Allow Me to Retort: A Black Guy's Guide to the Constitution (Hardcover)
The MSNBC commentator and legal editor of The Nation turns his razor-sharp wit and legal acumen on our founding document and finds it to be . . . well, awfully white
"Mystal possesses a vocabulary and penchant for stringing words together that makes other writers envious. He can bring you to your knees with the power of the written word." --Donna McGill, Lawcrossing.com
According to commentator and lawyer Elie Mystal, Republicans are wrong when they tell you the First Amendment allows religious fundamentalists to discriminate against gay people who like cake. They're wrong when they tell you the Second Amendment protects the right to own a private arsenal. They're wrong when they say the death penalty isn't cruel or unusual punishment, and they're wrong when they tell you we have no legal remedies for the scourge of police violence against people of color.
In fact, Mystal argues, Republicans are wrong about the law almost all of the time, and now, instead of talking about this on cable news, Mystal explains why in his first book.
Allow Me to Retort is an easily digestible argument primer, offered so that people can tell the Republicans in their own lives why they are wrong. Mystal brings his trademark humor, snark, and legal expertise to topics as crucial to our politics as gerrymandering and voter suppression, and explains why legal concepts such as the right to privacy and substantive due process are constantly under attack from the very worst judges conservatives can pack onto the courts.

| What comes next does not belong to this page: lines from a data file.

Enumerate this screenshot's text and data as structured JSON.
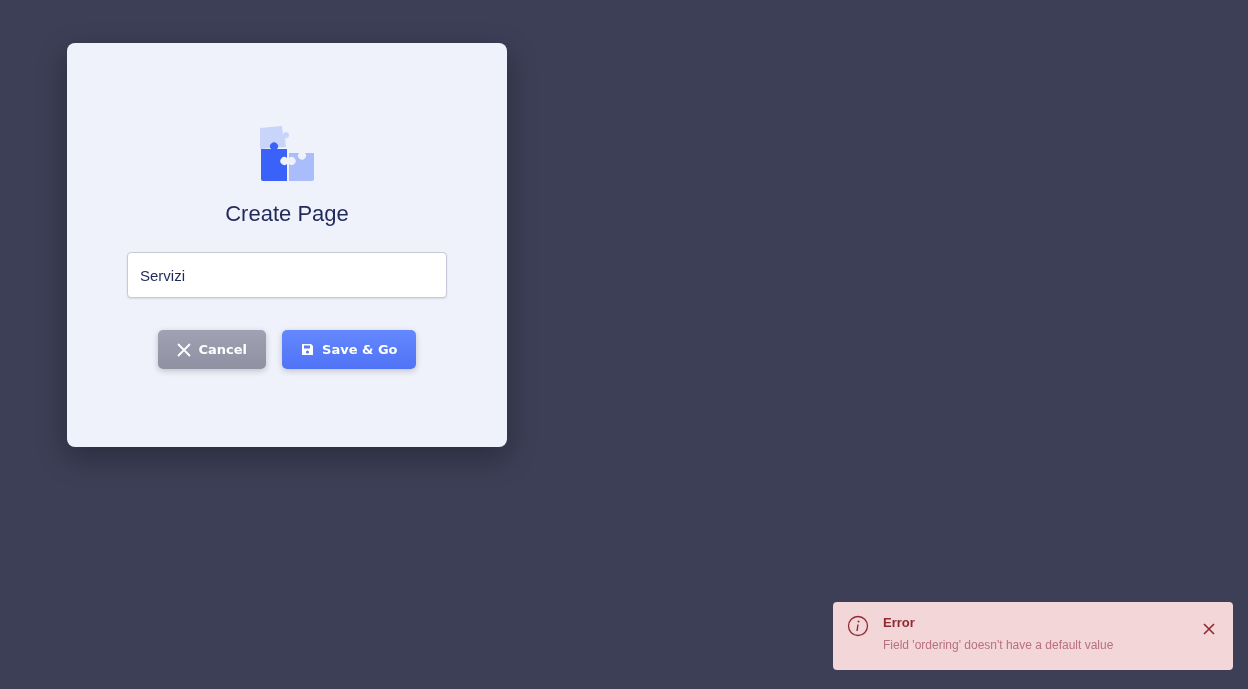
{
  "dialog": {
    "title": "Create Page",
    "name_field": {
      "value": "Servizi"
    },
    "buttons": [
      {
        "kind": "cancel",
        "label": "Cancel"
      },
      {
        "kind": "save",
        "label": "Save & Go"
      }
    ]
  },
  "toast": {
    "kind": "error",
    "title": "Error",
    "message": "Field 'ordering' doesn't have a default value"
  }
}
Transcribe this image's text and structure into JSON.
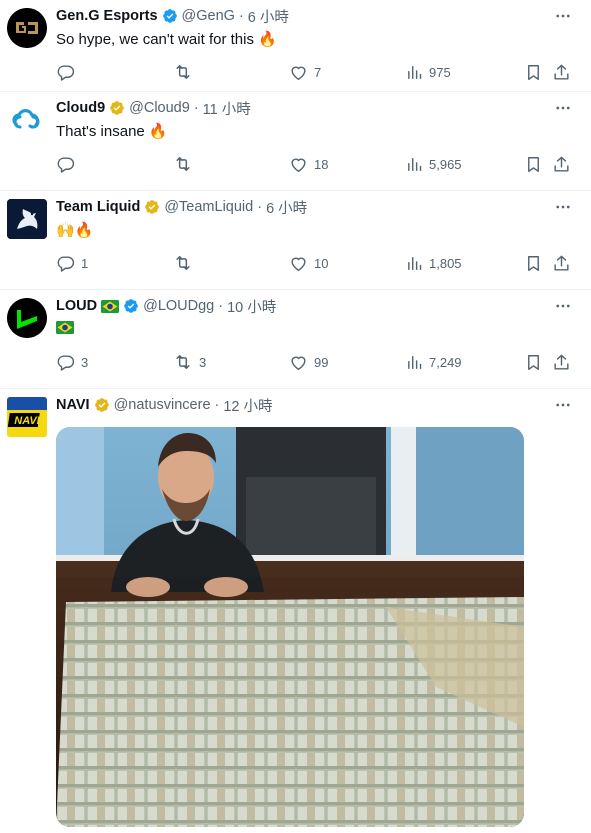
{
  "tweets": [
    {
      "name": "Gen.G Esports",
      "handle": "@GenG",
      "time": "6 小時",
      "text": "So hype, we can't wait for this",
      "emoji": "🔥",
      "badge": "verified-blue",
      "replies": "",
      "retweets": "",
      "likes": "7",
      "views": "975"
    },
    {
      "name": "Cloud9",
      "handle": "@Cloud9",
      "time": "11 小時",
      "text": "That's insane",
      "emoji": "🔥",
      "badge": "verified-gold",
      "replies": "",
      "retweets": "",
      "likes": "18",
      "views": "5,965"
    },
    {
      "name": "Team Liquid",
      "handle": "@TeamLiquid",
      "time": "6 小時",
      "text": "",
      "emoji": "🙌🔥",
      "badge": "verified-gold",
      "replies": "1",
      "retweets": "",
      "likes": "10",
      "views": "1,805"
    },
    {
      "name": "LOUD",
      "handle": "@LOUDgg",
      "time": "10 小時",
      "text": "",
      "emoji": "🇧🇷",
      "badge": "verified-blue",
      "replies": "3",
      "retweets": "3",
      "likes": "99",
      "views": "7,249"
    },
    {
      "name": "NAVI",
      "handle": "@natusvincere",
      "time": "12 小時",
      "text": "",
      "emoji": "",
      "badge": "verified-gold",
      "logo_text": "NAVI"
    }
  ],
  "separator": "·",
  "colors": {
    "blue_badge": "#1d9bf0",
    "gold_badge": "#e2b719",
    "muted": "#536471"
  }
}
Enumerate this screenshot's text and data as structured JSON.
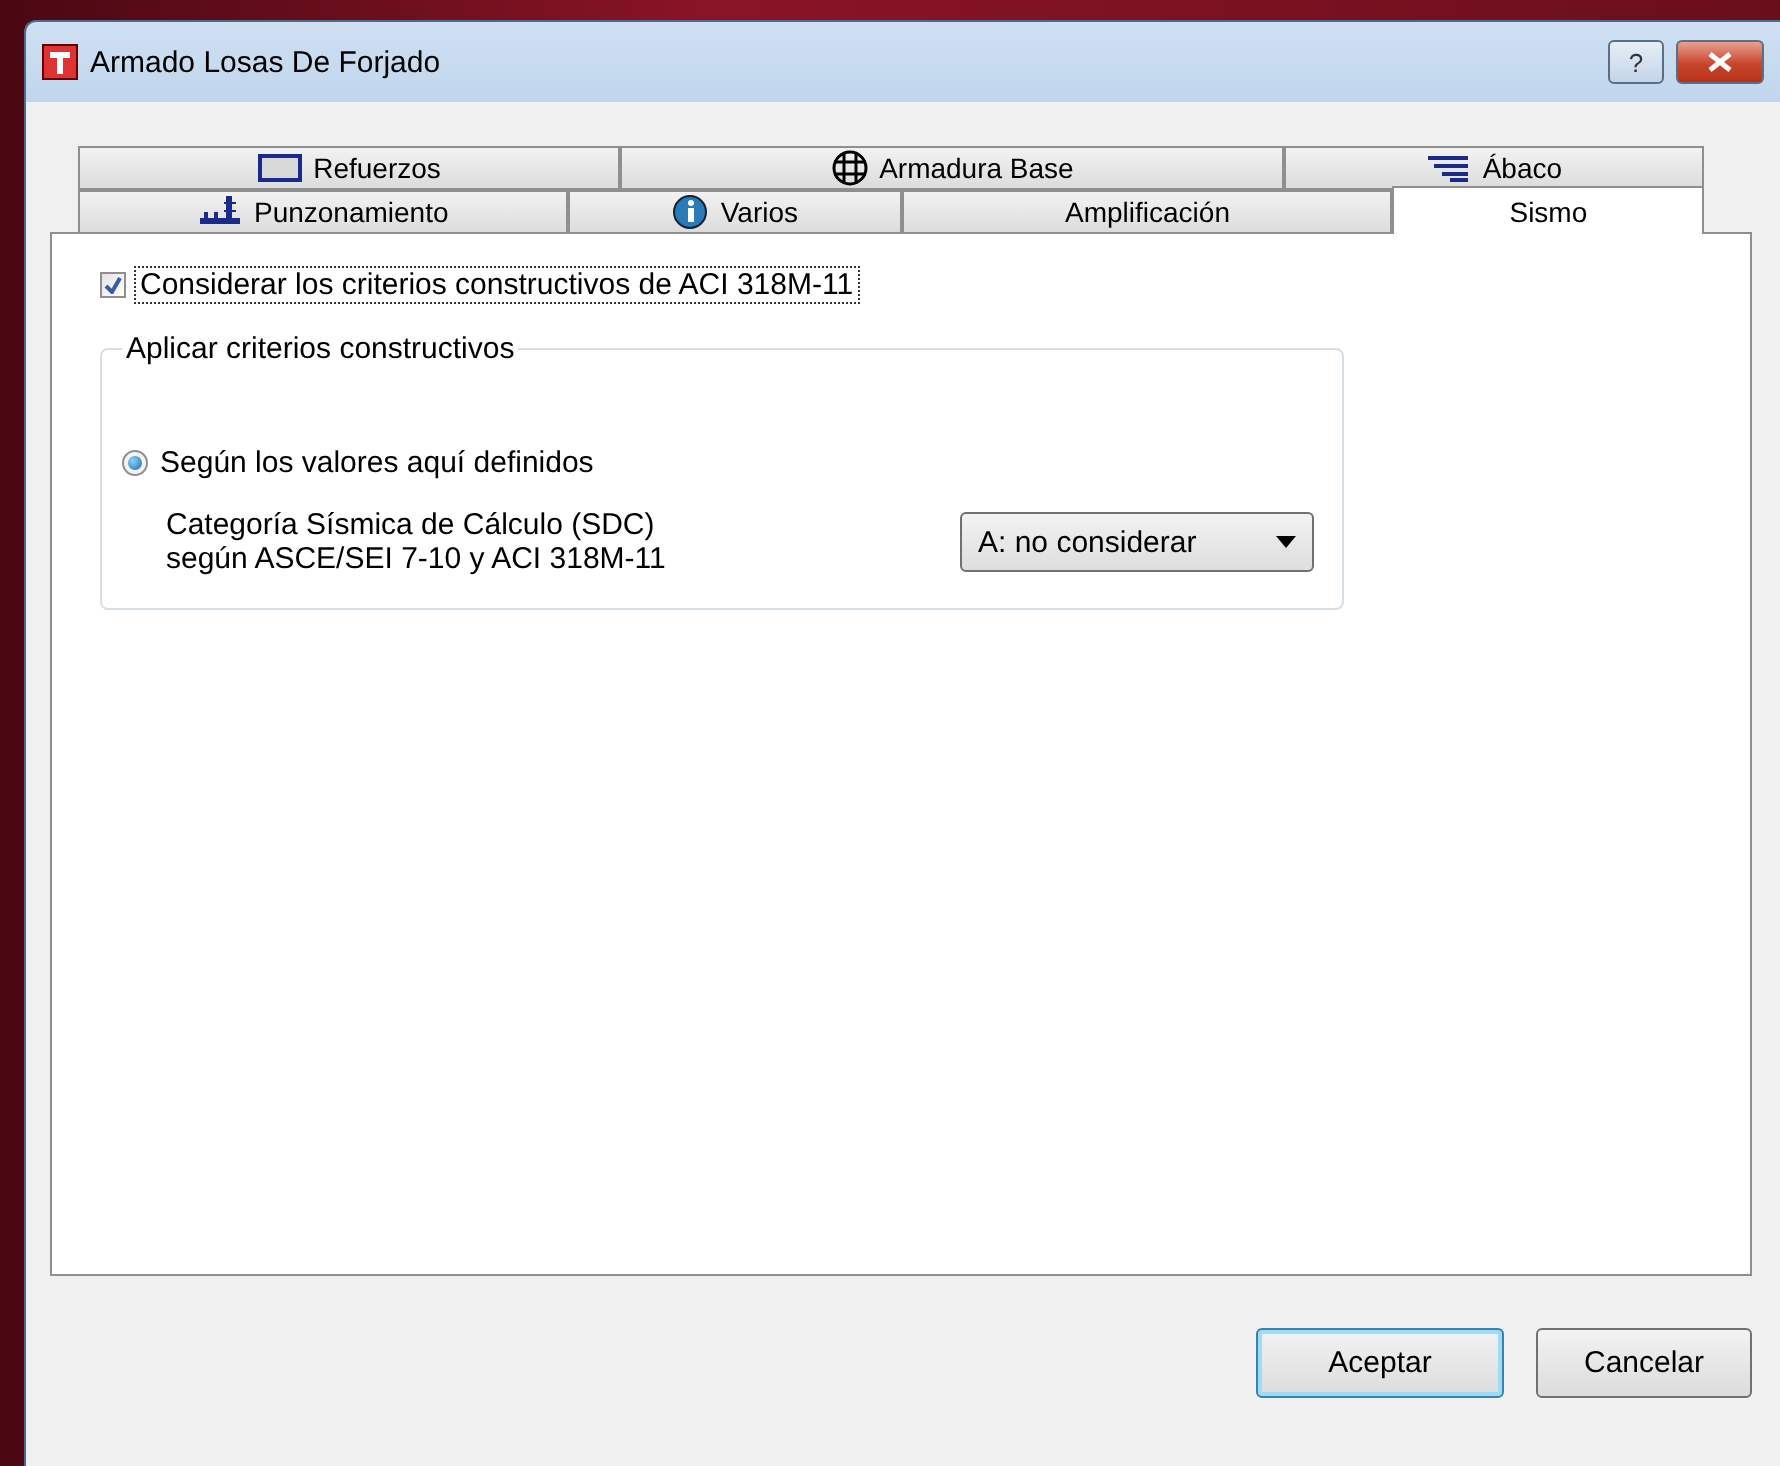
{
  "window": {
    "title": "Armado Losas De Forjado",
    "help_button": "?"
  },
  "tab_rows": [
    {
      "tabs": [
        {
          "label": "Refuerzos",
          "selected": false
        },
        {
          "label": "Armadura Base",
          "selected": false
        },
        {
          "label": "Ábaco",
          "selected": false
        }
      ]
    },
    {
      "tabs": [
        {
          "label": "Punzonamiento",
          "selected": false
        },
        {
          "label": "Varios",
          "selected": false
        },
        {
          "label": "Amplificación",
          "selected": false
        },
        {
          "label": "Sismo",
          "selected": true
        }
      ]
    }
  ],
  "consider_checkbox": {
    "label": "Considerar los criterios constructivos de  ACI 318M-11",
    "checked": true
  },
  "group": {
    "title": "Aplicar criterios constructivos",
    "radio": {
      "label": "Según los valores aquí definidos",
      "selected": true
    },
    "sdc_label": [
      "Categoría Sísmica de Cálculo (SDC)",
      "según ASCE/SEI 7-10 y ACI 318M-11"
    ],
    "sdc_value": "A: no considerar"
  },
  "buttons": [
    {
      "label": "Aceptar",
      "default": true
    },
    {
      "label": "Cancelar",
      "default": false
    }
  ]
}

You don't need to be a legal scholar to grasp how stop-and-frisk is an unconstitutional policy of racial discrimination. You just need to read Mystal's book to understand that the Fourteenth Amendment once made the white supremacist policies adopted by the modern Republican Party illegal--and it can do so again if we let it.
About the Author
Elie Mystal is The Nation's justice correspondent, an Alfred Knobler Fellow at the Type Media Center, and the legal editor of the More Perfect podcast on the Supreme Court for Radiolab. He is a graduate of Harvard College and Harvard Law School, a former associate at Debevoise & Plimpton, and a frequent guest on MSNBC and Sirius XM. He lives in New York.